As described in claim 16, the step of obtaining the diversity value between algorithms, the correlation value between features, and the distance value between hyperparameters of the same algorithm by the pipeline sampling score calculation module using the prediction result, the accuracy, and the new pipeline includes: the pipeline sampling score calculation module obtains the diversity value between algorithms using a first accuracy best initial pipeline prediction result and a second accuracy best initial pipeline prediction result.

A method as described in claim 16, wherein the device further includes a transceiver, wherein the data set includes multiple features, wherein an initial feature set corresponds to the initial pipeline, and the initial feature set includes at least one of the multiple features, wherein the pipeline sampling score calculation module uses the prediction result, the accuracy and the new pipeline to obtain the diversity value between algorithms, the correlation value between features and the distance value between hyperparameters of the same algorithm, including: the data acquisition and pipeline initialization module receives the data set through the transceiver; the pipeline sampling score calculation module receives the new pipeline through the transceiver, wherein a new feature set corresponds to the new pipeline, and the new feature set includes at least one of the multiple features; and the pipeline sampling score calculation module uses the initial feature set and the new feature set to obtain the correlation value between features.

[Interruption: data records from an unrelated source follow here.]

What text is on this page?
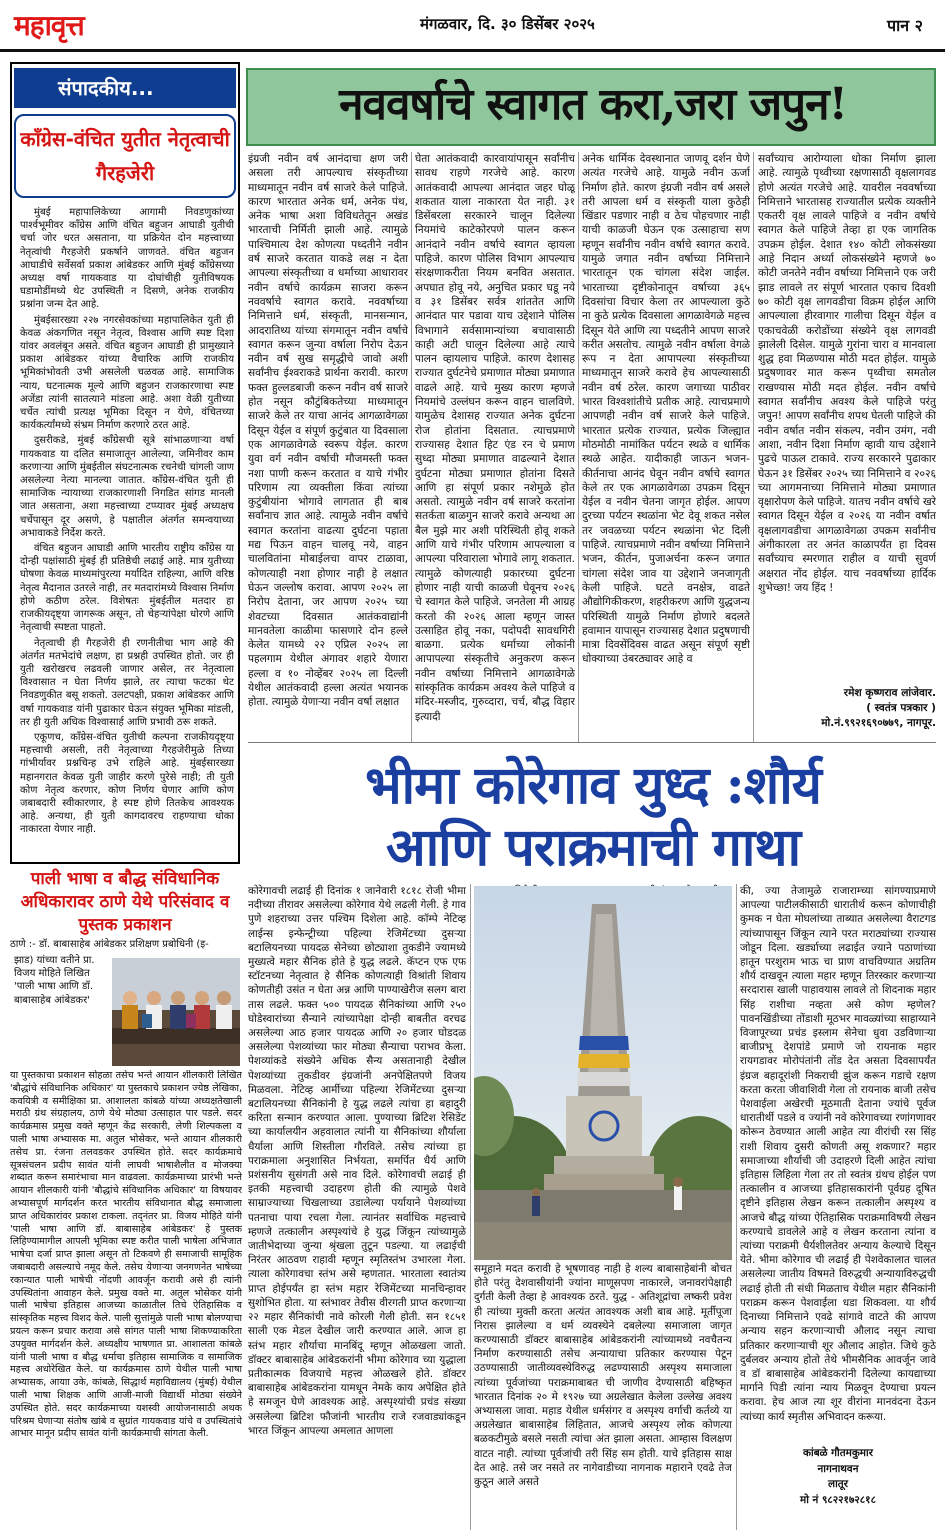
महावृत्त	मंगळवार, दि. ३० डिसेंबर २०२५	पान २
संपादकीय...
काँग्रेस-वंचित युतीत नेतृत्वाची गैरहजेरी

मुंबई महापालिकेच्या आगामी निवडणुकांच्या पार्श्वभूमीवर काँग्रेस आणि वंचित बहुजन आघाडी युतीची चर्चा जोर धरत असताना, या प्रक्रियेत दोन महत्त्वाच्या नेतृत्वांची गैरहजेरी प्रकर्षाने जाणवते. वंचित बहुजन आघाडीचे सर्वेसर्वा प्रकाश आंबेडकर आणि मुंबई काँग्रेसच्या अध्यक्ष वर्षा गायकवाड या दोघांचीही युतीविषयक घडामोडींमध्ये थेट उपस्थिती न दिसणे, अनेक राजकीय प्रश्नांना जन्म देत आहे.

मुंबईसारख्या २२७ नगरसेवकांच्या महापालिकेत युती ही केवळ अंकगणित नसून नेतृत्व, विश्वास आणि स्पष्ट दिशा यांवर अवलंबून असते. वंचित बहुजन आघाडी ही प्रामुख्याने प्रकाश आंबेडकर यांच्या वैचारिक आणि राजकीय भूमिकांभोवती उभी असलेली चळवळ आहे. सामाजिक न्याय, घटनात्मक मूल्ये आणि बहुजन राजकारणाचा स्पष्ट अजेंडा त्यांनी सातत्याने मांडला आहे. अशा वेळी युतीच्या चर्चेत त्यांची प्रत्यक्ष भूमिका दिसून न येणे, वंचितच्या कार्यकर्त्यांमध्ये संभ्रम निर्माण करणारे ठरत आहे.

दुसरीकडे, मुंबई काँग्रेसची सूत्रे सांभाळणाऱ्या वर्षा गायकवाड या दलित समाजातून आलेल्या, जमिनीवर काम करणाऱ्या आणि मुंबईतील संघटनात्मक रचनेची चांगली जाण असलेल्या नेत्या मानल्या जातात. काँग्रेस-वंचित युती ही सामाजिक न्यायाच्या राजकारणाशी निगडित सांगड मानली जात असताना, अशा महत्त्वाच्या टप्प्यावर मुंबई अध्यक्षच चर्चेपासून दूर असणे, हे पक्षातील अंतर्गत समन्वयाच्या अभावाकडे निर्देश करते.

वंचित बहुजन आघाडी आणि भारतीय राष्ट्रीय काँग्रेस या दोन्ही पक्षांसाठी मुंबई ही प्रतिष्ठेची लढाई आहे. मात्र युतीच्या घोषणा केवळ माध्यमांपुरत्या मर्यादित राहिल्या, आणि वरिष्ठ नेतृत्व मैदानात उतरले नाही, तर मतदारांमध्ये विश्वास निर्माण होणे कठीण ठरेल. विशेषतः मुंबईतील मतदार हा राजकीयदृष्ट्या जागरूक असून, तो चेहऱ्यांपेक्षा धोरणे आणि नेतृत्वाची स्पष्टता पाहतो.

नेतृत्वाची ही गैरहजेरी ही रणनीतीचा भाग आहे की अंतर्गत मतभेदांचे लक्षण, हा प्रश्नही उपस्थित होतो. जर ही युती खरोखरच लढवली जाणार असेल, तर नेतृत्वाला विश्वासात न घेता निर्णय झाले, तर त्याचा फटका थेट निवडणुकीत बसू शकतो. उलटपक्षी, प्रकाश आंबेडकर आणि वर्षा गायकवाड यांनी पुढाकार घेऊन संयुक्त भूमिका मांडली, तर ही युती अधिक विश्वासार्ह आणि प्रभावी ठरू शकते.

एकूणच, काँग्रेस-वंचित युतीची कल्पना राजकीयदृष्ट्या महत्त्वाची असली, तरी नेतृत्वाच्या गैरहजेरीमुळे तिच्या गांभीर्यावर प्रश्नचिन्ह उभे राहिले आहे. मुंबईसारख्या महानगरात केवळ युती जाहीर करणे पुरेसे नाही; ती युती कोण नेतृत्व करणार, कोण निर्णय घेणार आणि कोण जबाबदारी स्वीकारणार, हे स्पष्ट होणे तितकेच आवश्यक आहे. अन्यथा, ही युती कागदावरच राहण्याचा धोका नाकारता येणार नाही.

पाली भाषा व बौद्ध संविधानिक अधिकारावर ठाणे येथे परिसंवाद व पुस्तक प्रकाशन
ठाणे :- डॉ. बाबासाहेब आंबेडकर प्रशिक्षण प्रबोधिनी (इ-
झाड) यांच्या वतीने प्रा. विजय मोहिते लिखित 'पाली भाषा आणि डॉ. बाबासाहेब आंबेडकर'
या पुस्तकाचा प्रकाशन सोहळा तसेच भन्ते आयान शीलकारी लिखित 'बौद्धांचे संविधानिक अधिकार' या पुस्तकाचे प्रकाशन ज्येष्ठ लेखिका, कवयित्री व समीक्षिका प्रा. आशालता कांबळे यांच्या अध्यक्षतेखाली मराठी ग्रंथ संग्रहालय, ठाणे येथे मोठ्या उत्साहात पार पडले. सदर कार्यक्रमास प्रमुख वक्ते म्हणून केंद्र सरकारी, लेणी शिल्पकला व पाली भाषा अभ्यासक मा. अतुल भोसेकर, भन्ते आयान शीलकारी तसेच प्रा. रंजना तलवडकर उपस्थित होते. सदर कार्यक्रमाचे सूत्रसंचलन प्रदीप सावंत यांनी लाघवी भाषाशैलीत व मोजक्या शब्दात करून समारंभाचा मान वाढवला. कार्यक्रमाच्या प्रारंभी भन्ते आयान शीलकारी यांनी 'बौद्धांचे संविधानिक अधिकार' या विषयावर अभ्यासपूर्ण मार्गदर्शन करत भारतीय संविधानात बौद्ध समाजाला प्राप्त अधिकारांवर प्रकाश टाकला. तद्नंतर प्रा. विजय मोहिते यांनी 'पाली भाषा आणि डॉ. बाबासाहेब आंबेडकर' हे पुस्तक लिहिण्यामागील आपली भूमिका स्पष्ट करीत पाली भाषेला अभिजात भाषेचा दर्जा प्राप्त झाला असून तो टिकवणे ही समाजाची सामूहिक जबाबदारी असल्याचे नमूद केले. तसेच येणाऱ्या जनगणनेत भाषेच्या रकान्यात पाली भाषेची नोंदणी आवर्जून करावी असे ही त्यांनी उपस्थितांना आवाहन केले. प्रमुख वक्ते मा. अतुल भोसेकर यांनी पाली भाषेचा इतिहास आजच्या काळातील तिचे ऐतिहासिक व सांस्कृतिक महत्त्व विशद केले. पाली सुत्तांमुळे पाली भाषा बोलण्याचा प्रयत्न करून प्रचार करावा असे सांगत पाली भाषा शिकण्याकरिता उपयुक्त मार्गदर्शन केले. अध्यक्षीय भाषणात प्रा. आशालता कांबळे यांनी पाली भाषा व बौद्ध धर्माचा इतिहास सामाजिक व सामाजिक महत्त्व अधोरेखित केले. या कार्यक्रमास ठाणे येथील पाली भाषा अभ्यासक, आयाा उके, कांबळे, सिद्धार्थ महाविद्यालय (मुंबई) येथील पाली भाषा शिक्षक आणि आजी-माजी विद्यार्थी मोठ्या संख्येने उपस्थित होते. सदर कार्यक्रमाच्या यशस्वी आयोजनासाठी अथक परिश्रम घेणाऱ्या संतोष खांबे व सुग्रांत गायकवाड यांचे व उपस्थितांचे आभार मानून प्रदीप सावंत यांनी कार्यक्रमाची सांगता केली.
नववर्षाचे स्वागत करा,जरा जपुन!
इंग्रजी नवीन वर्ष आनंदाचा क्षण जरी असला तरी आपल्याच संस्कृतीच्या माध्यमातून नवीन वर्ष साजरे केले पाहिजे. कारण भारतात अनेक धर्म, अनेक पंथ, अनेक भाषा अशा विविधतेतून अखंड भारताची निर्मिती झाली आहे. त्यामुळे पाश्चिमात्य देश कोणत्या पध्दतीने नवीन वर्ष साजरे करतात याकडे लक्ष न देता आपल्या संस्कृतीच्या व धर्माच्या आधारावर नवीन वर्षाचे कार्यक्रम साजरा करून नववर्षाचे स्वागत करावे. नववर्षाच्या निमित्ताने धर्म, संस्कृती, मानसन्मान, आदरातिथ्य यांच्या संगमातून नवीन वर्षाचे स्वागत करून जुन्या वर्षाला निरोप देऊन नवीन वर्ष सुख समृद्धीचे जावो अशी सर्वांनीच ईश्वराकडे प्रार्थना करावी. कारण फक्त हुल्लडबाजी करून नवीन वर्ष साजरे होत नसून कौटुंबिकतेच्या माध्यमातून साजरे केले तर याचा आनंद आगळावेगळा दिसून येईल व संपूर्ण कुटुंबात या दिवसाला एक आगळावेगळे स्वरूप येईल. कारण युवा वर्ग नवीन वर्षाची मौजमस्ती फक्त नशा पाणी करून करतात व याचे गंभीर परिणाम त्या व्यक्तीला किंवा त्यांच्या कुटुंबीयांना भोगावे लागतात ही बाब सर्वांनाच ज्ञात आहे. त्यामुळे नवीन वर्षाचे स्वागत करतांना वाढत्या दुर्घटना पहाता मद्य पिऊन वाहन चालवू नये, वाहन चालवितांना मोबाईलचा वापर टाळावा, कोणत्याही नशा होणार नाही हे लक्षात घेऊन जल्लोष करावा. आपण २०२५ ला निरोप देताना, जर आपण २०२५ च्या शेवटच्या दिवसात आतंकवाद्यांनी मानवतेला काळीमा फासणारे दोन हल्ले केलेत यामध्ये २२ एप्रिल २०२५ ला पहलगाम येथील अंगावर शहारे येणारा हल्ला व १० नोव्हेंबर २०२५ ला दिल्ली येथील आतंकवादी हल्ला अत्यंत भयानक होता. त्यामुळे येणाऱ्या नवीन वर्षा लक्षात
घेता आतंकवादी कारवायांपासून सर्वांनीच सावध राहणे गरजेचे आहे. कारण आतंकवादी आपल्या आनंदात जहर घोळू शकतात याला नाकारता येत नाही. ३१ डिसेंबरला सरकारने चालून दिलेल्या नियमांचे काटेकोरपणे पालन करून आनंदाने नवीन वर्षाचे स्वागत व्हायला पाहिजे. कारण पोलिस विभाग आपल्याच संरक्षणाकरीता नियम बनवित असतात. अपघात होवू नये, अनुचित प्रकार घडू नये व ३१ डिसेंबर सर्वत्र शांततेत आणि आनंदात पार पडावा याच उद्देशाने पोलिस विभागाने सर्वसामान्यांच्या बचावासाठी काही अटी घालून दिलेल्या आहे त्याचे पालन व्हायलाच पाहिजे. कारण देशासह राज्यात दुर्घटनेचे प्रमाणात मोठ्या प्रमाणात वाढले आहे. याचे मुख्य कारण म्हणजे नियमांचे उल्लंघन करून वाहन चालविणे. यामुळेच देशासह राज्यात अनेक दुर्घटना रोज होतांना दिसतात. त्याचप्रमाणे राज्यासह देशात हिट एंड रन चे प्रमाण सुध्दा मोठ्या प्रमाणात वाढल्याने देशात दुर्घटना मोठ्या प्रमाणात होतांना दिसते आणि हा संपूर्ण प्रकार नशेमुळे होत असतो. त्यामुळे नवीन वर्ष साजरे करतांना सतर्कता बाळगुन साजरे करावे अन्यथा आ बैल मुझे मार अशी परिस्थिती होवू शकते आणि याचे गंभीर परिणाम आपल्याला व आपल्या परिवाराला भोगावे लागू शकतात. त्यामुळे कोणत्याही प्रकारच्या दुर्घटना होणार नाही याची काळजी घेवूनच २०२६ चे स्वागत केले पाहिजे. जनतेला मी आग्रह करतो की २०२६ आला म्हणून जास्त उत्साहित होवू नका, पदोपदी सावधगिरी बाळगा. प्रत्येक धर्माच्या लोकांनी आपापल्या संस्कृतीचे अनुकरण करून नवीन वर्षाच्या निमित्ताने आगळावेगळे सांस्कृतिक कार्यक्रम अवश्य केले पाहिजे व मंदिर-मस्जीद, गुरुव्दारा, चर्च, बौद्ध विहार इत्यादी
अनेक धार्मिक देवस्थानात जाणवू दर्शन घेणे अत्यंत गरजेचे आहे. यामुळे नवीन ऊर्जा निर्माण होते. कारण इंग्रजी नवीन वर्ष असले तरी आपला धर्म व संस्कृती याला कुठेही खिंडार पडणार नाही व ठेच पोहचणार नाही याची काळजी घेऊन एक उत्साहाचा सण म्हणून सर्वांनीच नवीन वर्षाचे स्वागत करावे. यामुळे जगात नवीन वर्षाच्या निमित्ताने भारतातून एक चांगला संदेश जाईल. भारताच्या दृष्टीकोनातून वर्षाच्या ३६५ दिवसांचा विचार केला तर आपल्याला कुठे ना कुठे प्रत्येक दिवसाला आगळावेगळे महत्त्व दिसून येते आणि त्या पध्दतीने आपण साजरे करीत असतोच. त्यामुळे नवीन वर्षाला वेगळे रूप न देता आपापल्या संस्कृतीच्या माध्यमातून साजरे करावे हेच आपल्यासाठी नवीन वर्ष ठरेल. कारण जगाच्या पाठीवर भारत विश्वशांतीचे प्रतीक आहे. त्याचप्रमाणे आपणही नवीन वर्ष साजरे केले पाहिजे. भारतात प्रत्येक राज्यात, प्रत्येक जिल्ह्यात मोठमोठी नामांकित पर्यटन स्थळे व धार्मिक स्थळे आहेत. यादीकाही जाऊन भजन-कीर्तनाचा आनंद घेवून नवीन वर्षाचे स्वागत केले तर एक आगळावेगळा उपक्रम दिसून येईल व नवीन चेतना जागृत होईल. आपण दुरच्या पर्यटन स्थळांना भेट देवू शकत नसेल तर जवळच्या पर्यटन स्थळांना भेट दिली पाहिजे. त्याचप्रमाणे नवीन वर्षाच्या निमित्ताने भजन, कीर्तन, पुजाअर्चना करून जगात चांगला संदेश जाव या उद्देशाने जनजागृती केली पाहिजे. घटते वनक्षेत्र, वाढते औद्योगिकीकरण, शहरीकरण आणि युद्धजन्य परिस्थिती यामुळे निर्माण होणारे बदलते हवामान यापासून राज्यासह देशात प्रदुषणाची मात्रा दिवसेंदिवस वाढत असून संपूर्ण सृष्टी धोक्याच्या उंबरठ्यावर आहे व
सर्वांच्याच आरोग्याला धोका निर्माण झाला आहे. त्यामुळे पृथ्वीच्या रक्षणासाठी वृक्षलागवड होणे अत्यंत गरजेचे आहे. यावरील नववर्षाच्या निमित्ताने भारतासह राज्यातील प्रत्येक व्यक्तीने एकतरी वृक्ष लावले पाहिजे व नवीन वर्षाचे स्वागत केले पाहिजे तेव्हा हा एक जागतिक उपक्रम होईल. देशात १४० कोटी लोकसंख्या आहे निदान अर्ध्या लोकसंख्येने म्हणजे ७० कोटी जनतेने नवीन वर्षाच्या निमित्ताने एक जरी झाड लावले तर संपूर्ण भारतात एकाच दिवशी ७० कोटी वृक्ष लागवडीचा विक्रम होईल आणि आपल्याला हीरवागार गालीचा दिसून येईल व एकाचवेळी करोडोंच्या संख्येने वृक्ष लागवडी झालेली दिसेल. यामुळे गुरांना चारा व मानवाला शुद्ध हवा मिळण्यास मोठी मदत होईल. यामुळे प्रदुषणावर मात करून पृथ्वीचा समतोल राखण्यास मोठी मदत होईल. नवीन वर्षाचे स्वागत सर्वांनीच अवश्य केले पाहिजे परंतु जपुन! आपण सर्वांनीच शपथ घेतली पाहिजे की नवीन वर्षात नवीन संकल्प, नवीन उमंग, नवी आशा, नवीन दिशा निर्माण व्हावी याच उद्देशाने पुढचे पाऊल टाकावे. राज्य सरकारने पुढाकार घेऊन ३१ डिसेंबर २०२५ च्या निमित्ताने व २०२६ च्या आगमनाच्या निमित्ताने मोठ्या प्रमाणात वृक्षारोपण केले पाहिजे. यातच नवीन वर्षाचे खरे स्वागत दिसून येईल व २०२६ या नवीन वर्षात वृक्षलागवडीचा आगळावेगळा उपक्रम सर्वांनीच अंगीकारला तर अनंत काळापर्यंत हा दिवस सर्वांच्याच स्मरणात राहील व याची सुवर्ण अक्षरात नोंद होईल. याच नववर्षाच्या हार्दिक शुभेच्छा! जय हिंद !
रमेश कृष्णराव लांजेवार.
( स्वतंत्र पत्रकार )
मो.नं.९९२१६९०७७९, नागपूर.
भीमा कोरेगाव युध्द :शौर्य
आणि पराक्रमाची गाथा
कोरेगावची लढाई ही दिनांक १ जानेवारी १८१८ रोजी भीमा नदीच्या तीरावर असलेल्या कोरेगाव येथे लढली गेली. हे गाव पुणे शहराच्या उत्तर पश्चिम दिशेला आहे. कॉम्पे नेटिव्ह लाईन्स इन्फेन्ट्रीच्या पहिल्या रेजिमेंटच्या दुसऱ्या बटालियनच्या पायदळ सेनेच्या छोट्याशा तुकडीने ज्यामध्ये मुख्यत्वे महार सैनिक होते हे युद्ध लढले. कॅप्टन एफ एफ स्टॉटनच्या नेतृत्वात हे सैनिक कोणत्याही विश्रांती शिवाय कोणतीही उसंत न घेता अन्न आणि पाण्याखेरीज सलग बारा तास लढले. फक्त ५०० पायदळ सैनिकांच्या आणि २५० घोडेस्वारांच्या सैन्याने त्यांच्यापेक्षा दोन्ही बाबतीत वरचढ असलेल्या आठ हजार पायदळ आणि २० हजार घोडदळ असलेल्या पेशव्यांच्या फार मोठ्या सैन्याचा पराभव केला. पेशव्यांकडे संख्येने अधिक सैन्य असतानाही देखील पेशव्यांच्या तुकडीवर इंग्रजांनी अनपेक्षितपणे विजय मिळवला. नेटिव्ह आर्मीच्या पहिल्या रेजिमेंटच्या दुसऱ्या बटालियनच्या सैनिकांनी हे युद्ध लढले त्यांचा हा बहादुरी करिता सन्मान करण्यात आला. पुण्याच्या ब्रिटिश रेसिडेंट च्या कार्यालयीन अहवालात त्यांनी या सैनिकांच्या शौर्याला धैर्याला आणि शिस्तीला गौरविले. तसेच त्यांच्या हा पराक्रमाला अनुशासित निर्भयता, समर्पित धैर्य आणि प्रशंसनीय सुसंगती असे नाव दिले. कोरेगावची लढाई ही इतकी महत्त्वाची उदाहरण होती की त्यामुळे पेशवे साम्राज्याच्या चिखलाच्या उडालेल्या पर्यायाने पेशव्यांच्या पतनाचा पाया रचला गेला. त्यानंतर सर्वाधिक महत्त्वाचे म्हणजे तत्कालीन अस्पृश्यांचे हे युद्ध जिंकून त्यांच्यामुळे जातीभेदाच्या जुन्या श्रृंखला तुटून पडल्या. या लढाईची निरंतर आठवण राहावी म्हणून स्मृतिस्तंभ उभारला गेला. त्याला कोरेगावचा स्तंभ असे म्हणतात. भारताला स्वातंत्र्य प्राप्त होईपर्यंत हा स्तंभ महार रेजिमेंटच्या मानचिन्हावर सुशोभित होता. या स्तंभावर तेवीस वीरगती प्राप्त करणाऱ्या २२ महार सैनिकांची नावे कोरली गेली होती. सन १८५१ साली एक मेडल देखील जारी करण्यात आले. आज हा स्तंभ महार शौर्याचा मानबिंदू म्हणून ओळखला जातो. डॉक्टर बाबासाहेब आंबेडकरांनी भीमा कोरेगाव च्या युद्धाला प्रतीकात्मक विजयाचे महत्त्व ओळखले होते. डॉक्टर बाबासाहेब आंबेडकरांना यामधून नेमके काय अपेक्षित होते हे समजून घेणे आवश्यक आहे. अस्पृश्यांची प्रचंड संख्या असलेल्या ब्रिटिश फौजांनी भारतीय राजे रजवाड्यांकडून भारत जिंकून आपल्या अमलात आणला
समूहाने मदत करावी हे भूषणावह नाही हे शल्य बाबासाहेबांनी बोचत होते परंतु देशवासीयांनी ज्यांना माणूसपण नाकारले, जनावरांपेक्षाही दुर्गती केली तेव्हा हे आवश्यक ठरते. युद्ध - अतिशूद्रांचा लष्करी प्रवेश ही त्यांच्या मुक्ती करता अत्यंत आवश्यक अशी बाब आहे. मूर्तीपूजा निरास झालेल्या व धर्म व्यवस्थेने दबलेल्या समाजाला जागृत करण्यासाठी डॉक्टर बाबासाहेब आंबेडकरांनी त्यांच्यामध्ये नवचैतन्य निर्माण करण्यासाठी तसेच अन्यायाचा प्रतिकार करण्यास पेटून उठण्यासाठी जातीव्यवस्थेविरुद्ध लढण्यासाठी अस्पृश्य समाजाला त्यांच्या पूर्वजांच्या पराक्रमाबाबत ची जाणीव देण्यासाठी बहिष्कृत भारतात दिनांक २० मे १९२७ च्या अग्रलेखात केलेला उल्लेख अवश्य अभ्यासला जावा. महाड येथील धर्मसंगर व अस्पृश्य वर्गाची कर्तव्ये या अग्रलेखात बाबासाहेब लिहितात, आजचे अस्पृश्य लोक कोणत्या बळकटीमुळे बसले नसती त्यांचा अंत झाला असता. आम्हास विलक्षण वाटत नाही. त्यांच्या पूर्वजांची तरी सिंह सम होती. याचे इतिहास साक्ष देत आहे. तसे जर नसते तर नागेवाडीच्या नागनाक महाराने एवढे तेज कुठून आले असते
की, ज्या तेजामुळे राजाराम्च्या सांगण्याप्रमाणे आपल्या पाटीलकीसाठी धारातीर्थ करून कोणाचीही कुमक न घेता मोघलांच्या ताब्यात असलेल्या वैराटगड त्यांच्यापासून जिंकून त्याने परत मराठ्यांच्या राज्यास जोडून दिला. खर्ड्याच्या लढाईत ज्याने पठाणांच्या हातून परशुराम भाऊ चा प्राण वाचविण्यात अग्रतिम शौर्य दाखवून त्याला महार म्हणून तिरस्कार करणाऱ्या सरदारास खाली पाहावयास लावले तो शिदनाक महार सिंह राशीचा नव्हता असे कोण म्हणेल? पावनखिंडीच्या तोंडाशी मूठभर मावळ्यांच्या साहाय्याने विजापूरच्या प्रचंड इस्लाम सेनेचा धुवा उडविणाऱ्या बाजीप्रभू देशपांडे प्रमाणे जो रायनाक महार रायगडावर मोरोपंतांनी तोंड देत असता दिवसापर्यंत इंग्रज बहादूरांशी निकराची झुंज करून गडाचे रक्षण करता करता जीवाशिवी गेला तो रायनाक बाजी तसेच पेशवाईला अखेरची मूठमाती देताना ज्यांचे पूर्वज धारातीर्थी पडले व ज्यांनी नवे कोरेगावच्या रणांगणावर कोरून ठेवण्यात आली आहेत त्या वीरांची रस सिंह राशी शिवाय दुसरी कोणती असू शकणार? महार समाजाच्या शौर्याची जी उदाहरणे दिली आहेत त्यांचा इतिहास लिहिला गेला तर तो स्वतंत्र ग्रंथच होईल पण तत्कालीन व आजच्या इतिहासकारांनी पूर्वग्रह दूषित दृष्टीने इतिहास लेखन करून तत्कालीन अस्पृश्य व आजचे बौद्ध यांच्या ऐतिहासिक पराक्रमाविषयी लेखन करण्याचे डावलेले आहे व लेखन करताना त्यांना व त्यांच्या पराक्रमी धैर्यशीलतेवर अन्याय केल्याचे दिसून येते. भीमा कोरेगाव ची लढाई ही पेशवेकालात चालत असलेल्या जातीय विषमते विरुद्धची अन्यायाविरुद्धची लढाई होती ती संधी मिळताच येथील महार सैनिकांनी पराक्रम करून पेशवाईला धडा शिकवला. या शौर्य दिनाच्या निमित्ताने एवढे सांगावे वाटते की आपण अन्याय सहन करणाऱ्याची औलाद नसून त्याचा प्रतिकार करणाऱ्याची शूर औलाद आहोत. जिथे कुठे दुर्बलवर अन्याय होतो तेथे भीमसैनिक आवर्जून जावे व डॉ बाबासाहेब आंबेडकरांनी दिलेल्या कायद्याच्या मार्गाने पिडी त्यांना न्याय मिळवून देण्याचा प्रयत्न करावा. हेच आज त्या शूर वीरांना मानवंदना देऊन त्यांच्या कार्य स्मृतीस अभिवादन करूया.
कांबळे गौतमकुमार
नागनाथवन
लातूर
मो नं ९८२२१७२८१८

The method of claim 16, wherein an initial hyperparameter corresponds to the initial pipeline, wherein a new hyperparameter corresponds to the new pipeline, wherein the pipeline sampling score calculation module uses the prediction result, the accuracy and the new pipeline to obtain the inter-algorithm diversity value, the inter-feature correlation value and the distance value between the hyperparameters of the same algorithm, including: the pipeline sampling score calculation module uses the initial hyperparameter and the new hyperparameter to obtain the distance value between the hyperparameters of the same algorithm.

As described in claim 16, the step of obtaining the sampling score corresponding to the new pipeline by the pipeline sampling score calculation module using the inter-algorithm diversity value, the inter-feature correlation value, and the distance value between the hyperparameters of the same algorithm includes: the pipeline sampling score calculation module uses the inter-algorithm diversity value, the inter-feature correlation value, and the distance value between the hyperparameters of the same algorithm to establish a hybrid kernel; and the pipeline sampling score calculation module uses a sampling function and the hybrid kernel to obtain the sampling score corresponding to the new pipeline.